Four Classic Quarterly Essays on Australian Politics
Pub date: July 2007
RRP: $29.95
ISBN: 9781863954075
Imprint: Black Inc.
Format: PB
Size: 234 x 153mm
Extent: 336pp

Four Classic Quarterly Essays on Australian Politics

Here are four groundbreaking Quarterly Essays on the people and ideas at the centre of Australian politics. In What's Left?, Clive Hamilton challenges the Labor Party to find a new way of talking to affluent Australia. In Relaxed and Comfortable, Judith Brett explores the Liberal Party's core appeal to voters and offers an original account of the Prime Minister. In Groundswell, Amanda Lohrey tells the fascinating story of the Greens and Bob Brown. And in Breach of Trust, Raimond Gaita looks beyond party politics to consider morality, truth and the war on terror. This is a book that gathers in one place some of the finest Australian political writing of recent years.

"Can Labor reinvent itself as a social democratic party, or as a party with a progressive political stance that distinguishes it in a substantive way from the conservatives? Its recent history provides a few signs that it may be able to do so."
Clive Hamilton, What's Left?

"Where Keating spoke to the nation, Howard spoke from it - straight from the heart of its shared beliefs and commonsense understandings of itself."
Judith Brett, Relaxed and Comfortable

"Greenies were no longer bearded backpackers and vegetarian cranks ... Within just a few years The Wilderness Society had succeeded ... in turning 'a minority cause into a mass movement'. A new political sensibility had broken through into the mainstream."
Amanda Lohrey, Groundswell

"I have never met anyone who believes that politicians should never lie ... But of course there are limits. They are not set in the heavens, but in culture."
Raimond Gaita, Breach of Trust



Amanda Lohrey

Amanda Lohrey is the author of Vertigo.
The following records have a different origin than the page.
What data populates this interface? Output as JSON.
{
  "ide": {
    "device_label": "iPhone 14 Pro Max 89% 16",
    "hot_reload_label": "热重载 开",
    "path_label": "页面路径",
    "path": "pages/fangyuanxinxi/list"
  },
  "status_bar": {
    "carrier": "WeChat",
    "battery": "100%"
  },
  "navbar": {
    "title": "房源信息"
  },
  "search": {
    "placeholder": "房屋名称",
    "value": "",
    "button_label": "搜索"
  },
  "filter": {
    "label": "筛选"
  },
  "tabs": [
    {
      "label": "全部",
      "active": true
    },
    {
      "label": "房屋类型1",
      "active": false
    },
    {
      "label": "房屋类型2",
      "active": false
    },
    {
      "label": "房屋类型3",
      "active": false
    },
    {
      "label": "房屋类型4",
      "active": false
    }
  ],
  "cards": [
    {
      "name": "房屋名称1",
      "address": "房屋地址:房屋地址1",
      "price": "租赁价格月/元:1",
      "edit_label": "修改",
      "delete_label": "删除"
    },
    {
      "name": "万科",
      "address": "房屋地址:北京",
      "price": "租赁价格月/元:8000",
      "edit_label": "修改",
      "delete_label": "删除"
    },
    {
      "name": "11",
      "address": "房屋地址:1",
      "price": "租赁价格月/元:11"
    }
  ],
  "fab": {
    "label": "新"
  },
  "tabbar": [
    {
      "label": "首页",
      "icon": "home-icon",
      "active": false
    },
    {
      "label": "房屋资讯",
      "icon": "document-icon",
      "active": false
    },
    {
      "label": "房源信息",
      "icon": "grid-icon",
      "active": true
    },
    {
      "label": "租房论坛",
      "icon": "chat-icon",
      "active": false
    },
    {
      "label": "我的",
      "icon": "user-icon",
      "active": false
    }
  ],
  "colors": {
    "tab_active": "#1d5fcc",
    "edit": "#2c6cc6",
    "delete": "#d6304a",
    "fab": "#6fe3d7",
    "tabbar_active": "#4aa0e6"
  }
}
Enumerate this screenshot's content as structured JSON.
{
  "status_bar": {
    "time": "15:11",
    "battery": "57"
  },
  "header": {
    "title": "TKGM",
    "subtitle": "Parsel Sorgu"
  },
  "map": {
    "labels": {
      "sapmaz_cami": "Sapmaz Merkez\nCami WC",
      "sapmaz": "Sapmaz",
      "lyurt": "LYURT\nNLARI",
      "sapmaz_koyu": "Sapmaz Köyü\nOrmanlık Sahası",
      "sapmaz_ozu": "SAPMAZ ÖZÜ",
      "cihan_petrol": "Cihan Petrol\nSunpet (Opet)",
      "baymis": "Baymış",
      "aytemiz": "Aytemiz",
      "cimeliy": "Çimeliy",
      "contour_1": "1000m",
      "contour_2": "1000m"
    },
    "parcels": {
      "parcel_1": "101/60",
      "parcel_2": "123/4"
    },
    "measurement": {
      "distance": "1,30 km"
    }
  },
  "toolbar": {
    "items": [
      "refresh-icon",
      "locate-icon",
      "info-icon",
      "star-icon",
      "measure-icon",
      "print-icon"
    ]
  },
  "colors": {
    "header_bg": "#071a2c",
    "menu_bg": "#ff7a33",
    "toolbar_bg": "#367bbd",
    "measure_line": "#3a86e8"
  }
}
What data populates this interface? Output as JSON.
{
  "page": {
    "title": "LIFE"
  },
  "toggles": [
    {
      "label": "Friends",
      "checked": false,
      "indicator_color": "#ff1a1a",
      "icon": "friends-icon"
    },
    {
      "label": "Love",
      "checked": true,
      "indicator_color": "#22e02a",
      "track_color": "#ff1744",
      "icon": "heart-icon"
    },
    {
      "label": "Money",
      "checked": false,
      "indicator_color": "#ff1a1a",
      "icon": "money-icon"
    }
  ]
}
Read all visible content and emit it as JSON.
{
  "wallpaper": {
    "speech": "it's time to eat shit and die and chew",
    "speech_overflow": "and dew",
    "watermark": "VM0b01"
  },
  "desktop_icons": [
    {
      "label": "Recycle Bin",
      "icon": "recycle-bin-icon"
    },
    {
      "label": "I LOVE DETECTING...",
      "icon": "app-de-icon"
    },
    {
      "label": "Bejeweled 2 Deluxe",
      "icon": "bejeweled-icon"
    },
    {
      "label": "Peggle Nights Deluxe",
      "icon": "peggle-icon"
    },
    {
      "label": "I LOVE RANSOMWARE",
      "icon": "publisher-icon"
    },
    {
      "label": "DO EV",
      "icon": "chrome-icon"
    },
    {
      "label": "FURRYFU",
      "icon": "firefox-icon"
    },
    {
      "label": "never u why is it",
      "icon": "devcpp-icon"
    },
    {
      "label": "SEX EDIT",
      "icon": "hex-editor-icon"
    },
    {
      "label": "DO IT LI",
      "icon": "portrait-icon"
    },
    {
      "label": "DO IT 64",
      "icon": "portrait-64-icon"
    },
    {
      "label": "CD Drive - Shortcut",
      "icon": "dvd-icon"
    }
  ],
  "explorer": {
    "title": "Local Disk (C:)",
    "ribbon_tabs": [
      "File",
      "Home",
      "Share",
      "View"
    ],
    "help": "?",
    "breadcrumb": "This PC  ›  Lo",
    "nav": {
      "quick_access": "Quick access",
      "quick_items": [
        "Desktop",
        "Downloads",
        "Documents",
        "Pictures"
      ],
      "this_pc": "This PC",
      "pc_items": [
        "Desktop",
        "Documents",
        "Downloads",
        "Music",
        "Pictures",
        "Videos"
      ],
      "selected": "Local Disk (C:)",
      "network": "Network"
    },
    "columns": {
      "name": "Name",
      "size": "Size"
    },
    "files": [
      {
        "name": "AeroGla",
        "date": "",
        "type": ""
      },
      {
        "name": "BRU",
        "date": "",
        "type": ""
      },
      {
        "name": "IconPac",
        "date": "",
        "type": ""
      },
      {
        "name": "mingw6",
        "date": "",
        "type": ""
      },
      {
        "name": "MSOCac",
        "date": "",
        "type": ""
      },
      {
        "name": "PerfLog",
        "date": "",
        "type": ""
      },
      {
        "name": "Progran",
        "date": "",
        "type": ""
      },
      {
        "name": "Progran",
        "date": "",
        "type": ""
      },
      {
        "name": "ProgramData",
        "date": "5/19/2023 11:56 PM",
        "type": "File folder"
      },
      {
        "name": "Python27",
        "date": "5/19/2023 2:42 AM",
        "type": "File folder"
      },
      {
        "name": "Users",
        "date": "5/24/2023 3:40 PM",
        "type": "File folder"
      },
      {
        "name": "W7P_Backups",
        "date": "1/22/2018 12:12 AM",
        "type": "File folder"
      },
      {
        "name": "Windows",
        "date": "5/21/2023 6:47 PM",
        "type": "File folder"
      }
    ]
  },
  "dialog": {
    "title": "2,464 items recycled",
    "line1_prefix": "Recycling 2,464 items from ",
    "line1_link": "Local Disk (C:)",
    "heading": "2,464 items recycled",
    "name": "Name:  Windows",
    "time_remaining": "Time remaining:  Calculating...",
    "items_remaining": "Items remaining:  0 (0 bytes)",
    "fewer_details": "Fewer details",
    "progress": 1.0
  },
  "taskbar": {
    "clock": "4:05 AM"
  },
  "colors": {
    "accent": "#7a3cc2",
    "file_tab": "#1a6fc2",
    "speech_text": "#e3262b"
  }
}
Her first novel was The Morality of Gentlemen, published in 1984. It was followed by The Reading Group and then Camille's Bread, winner of the Australian Literature Society's Gold Medal and a Victorian Premier's Literary Award in 1996. She is also the author of two Quarterly Essays, 'Groundswell' and 'Voting for Jesus'.

Clive Hamilton

Clive Hamilton is the executive director of the Australia Institute and a leading authority on the economics and politics of climate change. His books include the bestsellers Scorcher, Growth Fetish, Affluenza (as co-author), What's Left? (Quarterly Essay 21) and Silencing Dissent (as co-editor and contributor).

Judith Brett

Judith Brett is professor of politics at La Trobe University and one of Australia’s leading political thinkers. She is a former editor of Meanjin and columnist for the Age.

Raimond Gaita

Raimond Gaita is professor of moral philosophy at King’s College, University of London and foundation professor of philosophy at the Australian Catholic University.